Breast cancer remains the most prevalent malignancy worldwide, affecting nearly 3 million women annually, with a projected 47% rise in global cancer burden by 2040. Its molecular heterogeneity, defined by ER/PR and HER2 expression, presents diverse subtypes such as hormone receptor-positive, HER2-enriched, and triple-negative breast cancer (TNBC). TNBC is characterized by aggressive biology, early metastasis, poor prognosis, and limited therapeutic options restricted largely to chemotherapy. The limitations and toxicity of conventional treatments underscore the urgent need for safer, targeted therapeutic strategies. Nanomedicine offers promising alternatives, with metal and metal oxide nanoparticles demonstrating superior physicochemical, antimicrobial, and anticancer properties. Biogenic synthesis using plant extracts offers an eco-friendly, cost-effective approach for fabricating functional nanoparticles with improved stability and biological properties.

Methods

Objective: Potential cytotoxicity activity of biogenic pristine (undoped) and silver-doped zinc oxide nanoparticles (Ag@ZnONPs) against MCF-7 (Luminal-A) and MDA-MB-231(Triple-negative) human breast cancer cell lines.
Methodology: The biogenic nanostructures were constructed by biohydrothermal method employing Capparis grandis and characterized by UV-Vis- spectrophotometry, FTIR, TEM, and XRD. The MTT and trypan-blue-dye exclusion assays were performed to assess antiproliferative, anti-carcinogenicity.

Results

The MTT assay revealed that reduction of viable tumor cell fraction is more promising for silver-doped zinc oxide nanoparticles (IC50 81.5 µg/ml, 122.71 µg/ml ) than for undoped zinc oxide nanoparticles (IC50 161 µg/ml, 194 µg/ml) against MCF-7 and MDA-MB-231 breast cancer cell lines, respectively at 200 µg/ml dose concentration.

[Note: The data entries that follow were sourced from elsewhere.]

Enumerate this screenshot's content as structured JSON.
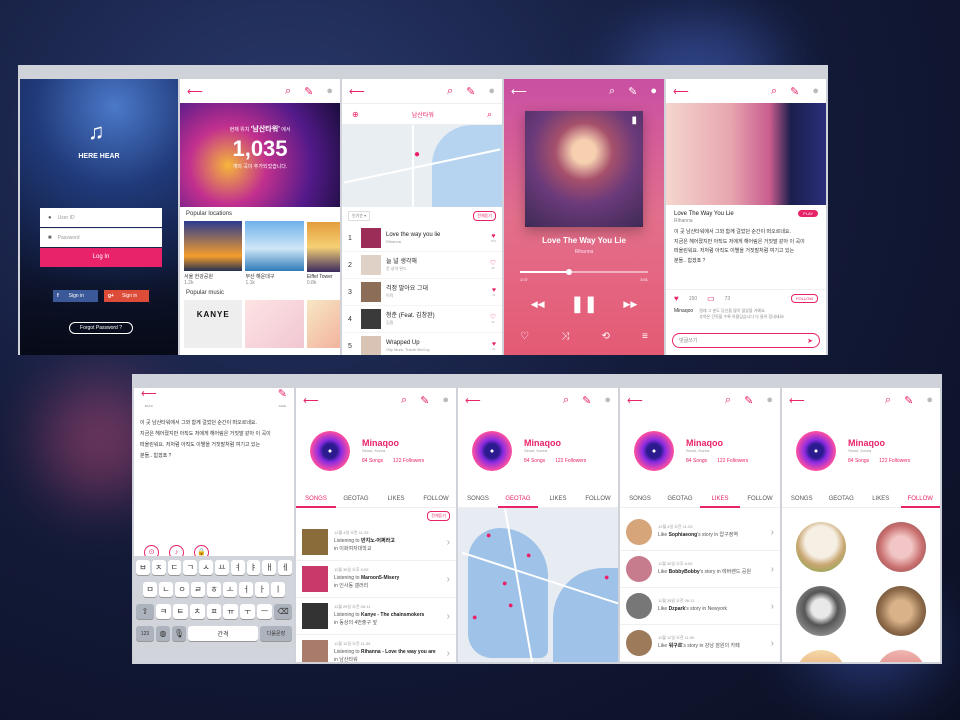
{
  "login": {
    "brand": "HERE HEAR",
    "id_ph": "User ID",
    "pw_ph": "Password",
    "login_btn": "Log In",
    "fb": "Sign in",
    "g": "Sign in",
    "forgot": "Forgot Password ?"
  },
  "home": {
    "line1": "현재 위치",
    "place": "'남산타워'",
    "line1b": "에서",
    "count": "1,035",
    "line2": "개의 곡이 추가되었습니다.",
    "sec1": "Popular locations",
    "locs": [
      {
        "name": "서울 한강공원",
        "cnt": "1.2k"
      },
      {
        "name": "부산 해운대구",
        "cnt": "1.1k"
      },
      {
        "name": "Eiffel Tower",
        "cnt": "0.8k"
      }
    ],
    "sec2": "Popular music",
    "kanye": "KANYE"
  },
  "chart": {
    "search": "남산타워",
    "sort": "인기순 ▾",
    "playall": "전체듣기",
    "items": [
      {
        "n": "1",
        "t": "Love the way you lie",
        "a": "Rihanna",
        "c": "870"
      },
      {
        "n": "2",
        "t": "늘 널 생각해",
        "a": "윤 성석 왼드",
        "c": "48"
      },
      {
        "n": "3",
        "t": "걱정 말아요 그대",
        "a": "이적",
        "c": "51"
      },
      {
        "n": "4",
        "t": "청춘 (Feat. 김창완)",
        "a": "김필",
        "c": "44"
      },
      {
        "n": "5",
        "t": "Wrapped Up",
        "a": "Olly Murs, Travie McCoy",
        "c": "21"
      }
    ]
  },
  "player": {
    "title": "Love The Way You Lie",
    "artist": "Rihanna",
    "cur": "1:07",
    "total": "3:51"
  },
  "detail": {
    "title": "Love The Way You Lie",
    "artist": "Rihanna",
    "play": "PLAY",
    "text1": "이 곳 남산타워에서 그와 함께 걸었던 순간이 떠오르네요.",
    "text2": "지금은 헤어졌지만 아직도 저에게 해어림은 거짓말 같아 이 곡이",
    "text3": "떠올린워요. 저처럼 아직도 이별을 거짓말처럼 여기고 있는",
    "text4": "분들.. 힘겠죠 ?",
    "likes": "150",
    "comments": "73",
    "follow": "FOLLOW",
    "cm_user": "Minaqoo",
    "cm1": "원래 그 분도 당신을 많이 많았을 거예요.",
    "cm2": "추억은 간직할 수록 아름답습니다 다 들어 힘내세요!",
    "cm_ph": "댓글쓰기"
  },
  "compose": {
    "back": "BACK",
    "save": "SAVE",
    "p1": "이 곳 남산타워에서 그와 함께 걸었던 순간이 떠오르네요.",
    "p2": "지금은 헤어졌지만 아직도 저에게 해어림은 거짓말 같아 이 곡이",
    "p3": "떠올린워요. 저처럼 아직도 이별을 거짓말처럼 여기고 있는",
    "p4": "분들.. 힘겠죠 ?",
    "r1": [
      "ㅂ",
      "ㅈ",
      "ㄷ",
      "ㄱ",
      "ㅅ",
      "ㅛ",
      "ㅕ",
      "ㅑ",
      "ㅐ",
      "ㅔ"
    ],
    "r2": [
      "ㅁ",
      "ㄴ",
      "ㅇ",
      "ㄹ",
      "ㅎ",
      "ㅗ",
      "ㅓ",
      "ㅏ",
      "ㅣ"
    ],
    "r3": [
      "ㅋ",
      "ㅌ",
      "ㅊ",
      "ㅍ",
      "ㅠ",
      "ㅜ",
      "ㅡ"
    ],
    "k123": "123",
    "space": "간격",
    "next": "다음문장"
  },
  "profile": {
    "name": "Minaqoo",
    "loc": "Seoul, Korea",
    "songs": "84 Songs",
    "followers": "122 Followers",
    "tabs": [
      "SONGS",
      "GEOTAG",
      "LIKES",
      "FOLLOW"
    ],
    "playall": "전체듣기"
  },
  "songs": [
    {
      "d": "12월 4일 오전 11:25",
      "l": "Listening to",
      "s": "반지노-어쩌라고",
      "m": "in 이화여자대학교"
    },
    {
      "d": "11월 30일 오후 6:05",
      "l": "Listening to",
      "s": "Maroon5-Misery",
      "m": "in 인사동 갤러리"
    },
    {
      "d": "11월 29일 오전 06:11",
      "l": "Listening to",
      "s": "Kanye - The chainsmokers",
      "m": "in 동상의 4번출구 앞"
    },
    {
      "d": "11월 12일 오전 11:39",
      "l": "Listening to",
      "s": "Rihanna - Love the way you are",
      "m": "in 남산타워"
    }
  ],
  "likes": [
    {
      "d": "12월 4일 오전 11:25",
      "u": "Sophiaeong",
      "rest": "'s story in 압구정역"
    },
    {
      "d": "11월 30일 오후 6:05",
      "u": "BobbyBobby",
      "rest": "'s story in 에버랜드 공원"
    },
    {
      "d": "11월 29일 오전 06:11",
      "u": "Dzpark",
      "rest": "'s story in Newyork"
    },
    {
      "d": "11월 12일 오전 11:39",
      "u": "워구르",
      "rest": "'s story in 강남 잠원의 카페"
    }
  ]
}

The growth inhibitory effect of Ag@ZnONPs is greater against MCF-7 cells than MDA-MB-231 cells.

Conclusions

This is the first study to report the anti-carcinogenic potential of Ag@ZnONPs using Capparis grandis leaf extract. It concluded that that the antiproliferative potential of nanostructures towards oncogenic cells depends on the structure, doping and dose of nanostructures and type of cell lines used.